Zusammenfassend: Eine schlechte CDU/F.D.P.-Lösung wurde durch eine weniger schlechte SPD/Grüne-Lösung ersetzt, ohne das Niveau vor 1996 zu sichern. Zur Frage, was könnten wir hier in Thüringen machen: Sofortige Einrichtung der Winterbauausschüsse flächendeckend einfordern und Auftragsverteilung an Baufirmen nur, wenn die betrieblich notwendigen Betriebsvereinbarungen zum Schlechtwettergeld abgeschlossen worden sind. Aktives Handeln in Thüringen und Nachbesserung im Bund sind dringend notwendig.
Frau Präsidentin, sehr geehrte Damen und Herren, das Gesetz zur Neuregelung der Förderung der ganzjährigen Beschäftigung mit der Bauwirtschaft trat am 7. Oktober in Kraft. Man wollte es durchpeitschen, damit es noch im laufenden Winter 1999/2000 wirksam werden konnte. Ob das erhoffte Ziel erreicht wurde, eine Verringerung der Winterarbeitslosigkeit im Baugewerbe zu erzielen, lässt sich derzeit noch nicht einschätzen. Die Zahlen, die wir haben bei der Arbeitslosigkeit, deuten allerdings eher darauf hin, dass es noch keine Wirkungen hat, aber nach so kurzer Zeit, denke ich, kann man über Wirkung ohnehin nicht zutreffend urteilen. Ich denke, es wäre wichtiger abzuwarten, welches die Erfahrungen sind, um dann zu urtei
len und nicht zu urteilen, bevor überhaupt Erfahrungen da sind. Allerdings spricht vieles dafür, dass das Gesetz nicht Bestand haben wird, dass die Diskussion weitergehen wird. Aber Ihre Empfehlungen, Herr Ramelow, nun bei der Auftragsvergabe irgendwelche weiteren vergabefremden Kriterien einzubauen, dies wäre eine Aufforderung, an Thüringer Unternehmen keine Bauaufträge mehr zu erteilen.

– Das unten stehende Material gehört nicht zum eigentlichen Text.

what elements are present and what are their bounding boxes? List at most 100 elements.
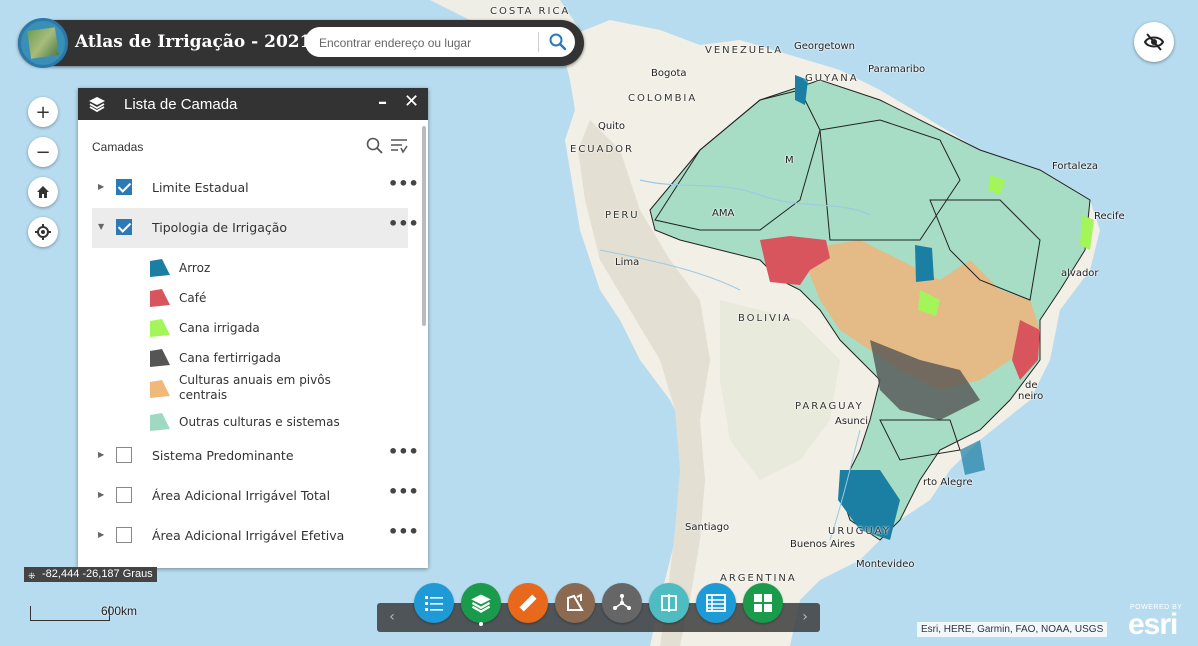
zoom-in-button[interactable]: + [28, 97, 58, 127]
layer-checkbox[interactable] [116, 487, 132, 503]
list-icon [425, 596, 443, 611]
zoom-out-button[interactable]: − [28, 137, 58, 167]
draw-tool-button[interactable] [555, 583, 595, 623]
legend-label: Culturas anuais em pivôs centrais [179, 373, 331, 402]
layer-row-area-adicional-total[interactable]: ▶ Área Adicional Irrigável Total ••• [92, 476, 419, 516]
expand-arrow-icon[interactable]: ▶ [98, 490, 104, 499]
label-ecuador: ECUADOR [570, 144, 634, 155]
label-montevideo: Montevideo [856, 559, 915, 570]
grid-icon [754, 594, 772, 612]
measure-tool-button[interactable] [508, 583, 548, 623]
label-asuncion: Asunci [835, 416, 869, 427]
label-uruguay: URUGUAY [828, 526, 891, 537]
search-divider [538, 32, 539, 52]
crosshair-icon[interactable]: ⁜ [28, 569, 36, 584]
label-paramaribo: Paramaribo [868, 64, 926, 75]
section-label: Camadas [92, 140, 144, 154]
layers-icon [89, 97, 105, 112]
label-fortaleza: Fortaleza [1052, 161, 1098, 172]
ruler-icon [519, 594, 537, 612]
layer-options-icon[interactable]: ••• [388, 174, 419, 193]
layer-checkbox[interactable] [116, 447, 132, 463]
home-icon [37, 186, 49, 198]
swipe-tool-button[interactable] [649, 583, 689, 623]
draw-icon [567, 593, 584, 611]
search-icon [549, 33, 567, 51]
layer-options-icon[interactable]: ••• [388, 522, 419, 541]
label-buenos-aires: Buenos Aires [790, 539, 856, 550]
filter-icon[interactable] [390, 137, 408, 155]
layer-options-icon[interactable]: ••• [388, 482, 419, 501]
expand-arrow-icon[interactable]: ▶ [98, 530, 104, 539]
esri-wordmark: esri [1128, 608, 1178, 641]
share-icon [613, 594, 631, 610]
layer-label: Tipologia de Irrigação [152, 220, 288, 235]
label-recife: Recife [1094, 211, 1125, 222]
layer-list-panel: Lista de Camada – ✕ Camadas ▶ Limite Est… [78, 88, 428, 568]
active-indicator [479, 622, 483, 626]
legend-tool-button[interactable] [414, 583, 454, 623]
swipe-icon [661, 594, 677, 612]
search-box [305, 27, 575, 57]
layer-options-icon[interactable]: ••• [388, 442, 419, 461]
layer-label: Limite Estadual [152, 180, 249, 195]
minus-icon: − [35, 141, 51, 163]
hide-ui-button[interactable] [1134, 22, 1174, 62]
scale-bar: 600km [30, 604, 137, 621]
label-santiago: Santiago [685, 522, 730, 533]
panel-header: Lista de Camada – ✕ [78, 88, 428, 120]
legend-swatch [150, 289, 170, 307]
expand-arrow-icon[interactable]: ▶ [98, 450, 104, 459]
eye-off-icon [1144, 33, 1164, 51]
layer-checkbox[interactable] [116, 219, 132, 235]
minimize-button[interactable]: – [378, 92, 387, 113]
esri-logo[interactable]: POWERED BY esri [1126, 604, 1190, 641]
label-m: M [785, 155, 794, 166]
share-tool-button[interactable] [602, 583, 642, 623]
coordinate-display: ⁜ -82,444 -26,187 Graus [24, 567, 157, 582]
layers-icon [471, 594, 491, 613]
layer-row-tipologia[interactable]: ▼ Tipologia de Irrigação ••• [92, 208, 419, 248]
label-bolivia: BOLIVIA [738, 313, 792, 324]
layer-checkbox[interactable] [116, 527, 132, 543]
label-rio-de: de [1025, 380, 1038, 391]
layer-row-limite-estadual[interactable]: ▶ Limite Estadual ••• [92, 168, 419, 208]
panel-scrollbar[interactable] [422, 126, 426, 326]
locate-button[interactable] [28, 217, 58, 247]
locate-icon [35, 224, 51, 240]
layer-row-sistema-predominante[interactable]: ▶ Sistema Predominante ••• [92, 436, 419, 476]
plus-icon: + [35, 101, 51, 123]
search-input[interactable] [317, 33, 531, 53]
label-bogota: Bogota [651, 68, 687, 79]
legend-swatch [150, 319, 170, 337]
search-layers-icon[interactable] [366, 137, 384, 155]
layer-checkbox[interactable] [116, 179, 132, 195]
label-rio: neiro [1018, 391, 1044, 402]
expand-arrow-icon[interactable]: ▶ [98, 182, 104, 191]
label-georgetown: Georgetown [794, 41, 856, 52]
label-venezuela: VENEZUELA [705, 45, 784, 56]
next-arrow-icon[interactable]: › [798, 609, 812, 625]
app-logo [18, 18, 68, 68]
label-colombia: COLOMBIA [628, 93, 698, 104]
label-amazonas: AMA [712, 208, 735, 219]
home-button[interactable] [28, 177, 58, 207]
legend-label: Café [179, 291, 207, 305]
search-button[interactable] [548, 32, 568, 52]
label-porto-alegre: rto Alegre [923, 477, 973, 488]
label-salvador: alvador [1061, 268, 1099, 279]
label-peru: PERU [605, 210, 640, 221]
label-lima: Lima [615, 257, 640, 268]
attribute-table-tool-button[interactable] [696, 583, 736, 623]
prev-arrow-icon[interactable]: ‹ [385, 609, 399, 625]
layer-options-icon[interactable]: ••• [388, 214, 419, 233]
collapse-arrow-icon[interactable]: ▼ [98, 222, 104, 231]
layer-row-area-adicional-efetiva[interactable]: ▶ Área Adicional Irrigável Efetiva ••• [92, 516, 419, 556]
layer-list-tool-button[interactable] [461, 583, 501, 623]
legend-label: Cana fertirrigada [179, 351, 282, 365]
attribution-text: Esri, HERE, Garmin, FAO, NOAA, USGS [917, 622, 1108, 637]
close-button[interactable]: ✕ [404, 91, 419, 112]
basemap-gallery-tool-button[interactable] [743, 583, 783, 623]
legend-label: Outras culturas e sistemas [179, 415, 340, 429]
panel-title: Lista de Camada [124, 96, 238, 113]
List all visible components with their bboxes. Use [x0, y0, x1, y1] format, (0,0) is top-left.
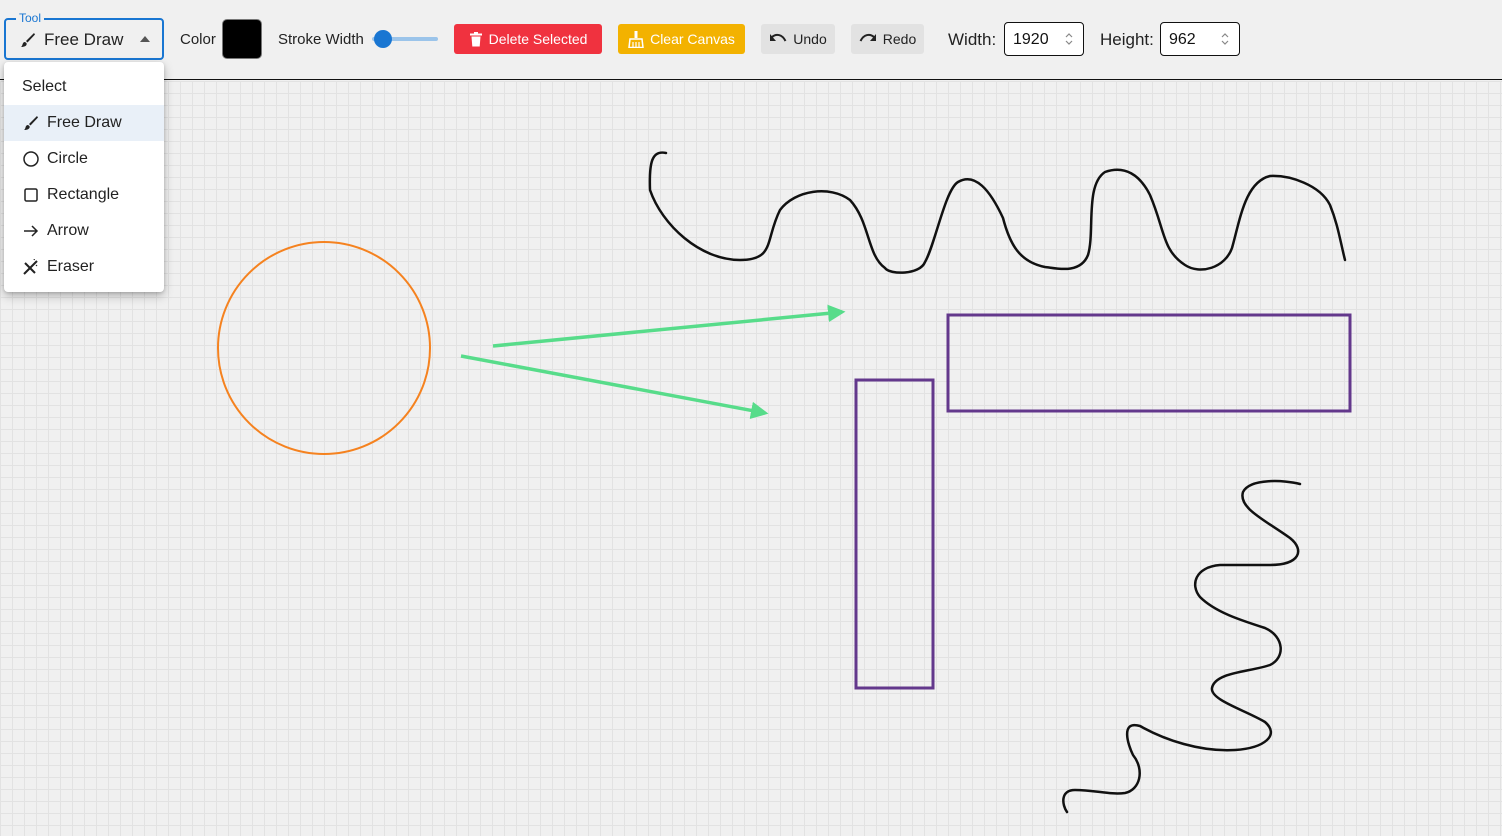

Das können Sie doch im Ernst nicht fordern. Es wäre unverantwortlich, unsere Thüringer Unternehmen bei der Auftragserteilung an ein schlampiges Gesetz zu binden.
Meine Damen und Herren, das wäre nun alles andere als kontraproduktiv in der schwierigen Lage, die die Bauwirtschaft heute durchläuft. Vielen Dank.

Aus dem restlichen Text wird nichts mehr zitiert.